Alice Dickerson

The Crucible at The Old Vic

A terrifying and entirely believable rendition of Miller's best known work.

The Crucible suffers from the strange misfortune of having been (is it still?) a key text on the school curriculum; awareness is therefore often higher than appreciation, countless teenagers having been forced to read it. This is a shame it is one of the most significant plays of the twentieth century. And in the right hands, it is one of the most powerful plays you can see on stage.

And of course it is in the right hands with The Old Vic. Part of the theatre's in the round season, Yal Farber's production pulls the audience in to an utterly terrifying world of false accusations, fear and hysteria. The senses are instantly heightened; the chants of the large cast echo around the theatre as they move amongst the audience, and the stage is darkly lit even though the actors are dressed largely in black. Even the air is musty.
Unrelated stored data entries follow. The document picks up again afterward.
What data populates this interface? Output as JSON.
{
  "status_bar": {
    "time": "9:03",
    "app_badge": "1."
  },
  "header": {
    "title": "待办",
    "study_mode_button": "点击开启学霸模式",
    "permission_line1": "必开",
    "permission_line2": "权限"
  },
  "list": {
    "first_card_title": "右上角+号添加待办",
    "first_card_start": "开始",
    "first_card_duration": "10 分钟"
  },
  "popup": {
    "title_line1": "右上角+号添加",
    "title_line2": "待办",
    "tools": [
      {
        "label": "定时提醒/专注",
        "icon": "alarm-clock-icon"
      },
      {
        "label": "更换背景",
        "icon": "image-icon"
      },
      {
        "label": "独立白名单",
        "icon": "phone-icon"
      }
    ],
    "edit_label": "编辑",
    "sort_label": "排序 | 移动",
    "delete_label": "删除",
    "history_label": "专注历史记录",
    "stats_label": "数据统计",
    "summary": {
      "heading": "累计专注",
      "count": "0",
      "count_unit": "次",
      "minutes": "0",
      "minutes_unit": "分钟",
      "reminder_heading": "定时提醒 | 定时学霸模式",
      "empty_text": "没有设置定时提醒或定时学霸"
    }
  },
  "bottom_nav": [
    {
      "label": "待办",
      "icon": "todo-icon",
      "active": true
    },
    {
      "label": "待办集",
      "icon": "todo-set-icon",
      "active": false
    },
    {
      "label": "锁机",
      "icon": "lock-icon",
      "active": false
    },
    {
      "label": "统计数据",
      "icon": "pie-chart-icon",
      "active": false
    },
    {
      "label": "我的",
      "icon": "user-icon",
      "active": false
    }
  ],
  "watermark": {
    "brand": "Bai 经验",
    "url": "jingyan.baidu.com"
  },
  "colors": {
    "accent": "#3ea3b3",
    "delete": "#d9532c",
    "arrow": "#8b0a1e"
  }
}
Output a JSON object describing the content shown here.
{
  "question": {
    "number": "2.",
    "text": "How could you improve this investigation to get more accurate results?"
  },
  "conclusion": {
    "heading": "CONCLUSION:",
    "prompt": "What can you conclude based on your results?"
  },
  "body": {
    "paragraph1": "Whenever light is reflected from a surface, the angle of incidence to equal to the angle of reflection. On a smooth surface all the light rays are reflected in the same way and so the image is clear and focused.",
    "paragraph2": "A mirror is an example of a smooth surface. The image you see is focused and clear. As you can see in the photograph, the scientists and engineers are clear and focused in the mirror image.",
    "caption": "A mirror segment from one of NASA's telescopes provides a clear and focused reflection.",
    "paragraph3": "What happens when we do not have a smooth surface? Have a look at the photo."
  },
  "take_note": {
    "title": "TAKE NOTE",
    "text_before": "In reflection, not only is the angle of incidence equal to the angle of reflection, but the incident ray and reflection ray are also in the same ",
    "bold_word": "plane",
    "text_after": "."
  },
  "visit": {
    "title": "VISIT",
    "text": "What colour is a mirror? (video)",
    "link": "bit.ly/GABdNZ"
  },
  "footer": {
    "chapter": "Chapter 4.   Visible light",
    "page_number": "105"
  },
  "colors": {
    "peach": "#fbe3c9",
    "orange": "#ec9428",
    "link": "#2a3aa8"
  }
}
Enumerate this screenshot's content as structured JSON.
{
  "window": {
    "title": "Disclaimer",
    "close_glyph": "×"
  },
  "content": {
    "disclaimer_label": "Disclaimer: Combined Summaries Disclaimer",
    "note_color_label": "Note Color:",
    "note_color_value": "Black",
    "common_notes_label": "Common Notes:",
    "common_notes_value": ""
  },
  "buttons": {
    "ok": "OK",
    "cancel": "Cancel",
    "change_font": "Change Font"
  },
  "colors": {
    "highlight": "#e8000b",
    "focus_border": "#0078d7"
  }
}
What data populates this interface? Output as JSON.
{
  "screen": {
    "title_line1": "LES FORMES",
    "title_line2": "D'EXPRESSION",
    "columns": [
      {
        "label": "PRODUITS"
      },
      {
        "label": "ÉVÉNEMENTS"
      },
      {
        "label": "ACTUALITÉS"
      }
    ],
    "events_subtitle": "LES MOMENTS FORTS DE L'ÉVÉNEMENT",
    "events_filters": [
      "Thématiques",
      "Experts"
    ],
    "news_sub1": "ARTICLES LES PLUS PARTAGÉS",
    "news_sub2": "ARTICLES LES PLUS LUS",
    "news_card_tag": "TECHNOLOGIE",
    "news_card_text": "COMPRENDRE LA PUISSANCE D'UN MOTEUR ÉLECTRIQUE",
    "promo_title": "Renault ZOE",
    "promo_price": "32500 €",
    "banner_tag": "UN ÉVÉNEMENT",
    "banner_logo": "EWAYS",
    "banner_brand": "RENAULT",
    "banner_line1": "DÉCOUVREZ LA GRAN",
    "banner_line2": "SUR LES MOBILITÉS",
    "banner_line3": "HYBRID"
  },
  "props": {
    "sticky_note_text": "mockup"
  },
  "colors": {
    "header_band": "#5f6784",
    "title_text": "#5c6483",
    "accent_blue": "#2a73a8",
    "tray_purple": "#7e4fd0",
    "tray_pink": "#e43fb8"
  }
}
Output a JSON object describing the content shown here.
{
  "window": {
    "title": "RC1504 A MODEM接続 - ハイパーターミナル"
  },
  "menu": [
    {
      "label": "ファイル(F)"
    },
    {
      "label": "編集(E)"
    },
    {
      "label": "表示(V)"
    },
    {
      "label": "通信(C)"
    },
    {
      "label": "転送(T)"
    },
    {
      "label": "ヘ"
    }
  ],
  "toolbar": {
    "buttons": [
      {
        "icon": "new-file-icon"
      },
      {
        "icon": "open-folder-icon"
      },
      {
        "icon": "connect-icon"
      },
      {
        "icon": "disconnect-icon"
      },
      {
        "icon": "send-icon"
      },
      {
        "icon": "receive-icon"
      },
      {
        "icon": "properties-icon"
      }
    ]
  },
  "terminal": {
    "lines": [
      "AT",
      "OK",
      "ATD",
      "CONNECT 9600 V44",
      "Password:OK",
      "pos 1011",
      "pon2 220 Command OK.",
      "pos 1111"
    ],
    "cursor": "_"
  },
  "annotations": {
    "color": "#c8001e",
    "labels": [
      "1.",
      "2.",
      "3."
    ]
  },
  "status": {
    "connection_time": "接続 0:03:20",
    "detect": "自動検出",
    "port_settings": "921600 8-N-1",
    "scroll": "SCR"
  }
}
Within this ominous and oppressive setting, the cast deliver almost faultless performances. The young girls whose lies lead to the deaths of innocents writhe hypnotically on stage as they become possessed by their own delusions. Richard Armitage, as the flawed but noble John Proctor, imbues the character with just the right amount of gravitas; Armitage is clearly wasted on the silver screen, where he is better know. But it is Samantha Colley as Abigail Williams who steals the show; she is truly terrifying (despite this being her stage debut).

It often worthwhile having a flick through The Old Vic's theatre programmes they always provide detailed context you may otherwise not be aware of (even if you were compelled to study the play at school). I had not realised that, only two decades after the Salem trials, the state of Massachusetts compensated the victims and their families, realising what a terrible error had been made. This knowledge provides you with a glimmer of hope after witnessing such terror unfold on stage.

The one flaw in this production of The Crucible is that it is perhaps too long; its power would not be diminished were it a bit shorter. Three and a half hours immersed in the bleakness of Salem is challenging; the one moment of light-heartedness came when John Procter asserts that 'The pure in heart need no lawyers'. Yet a few more moments for a play that has this much impact is forgivable. If only every school child had the chance to see it brought to life on stage rather than confined to a classroom.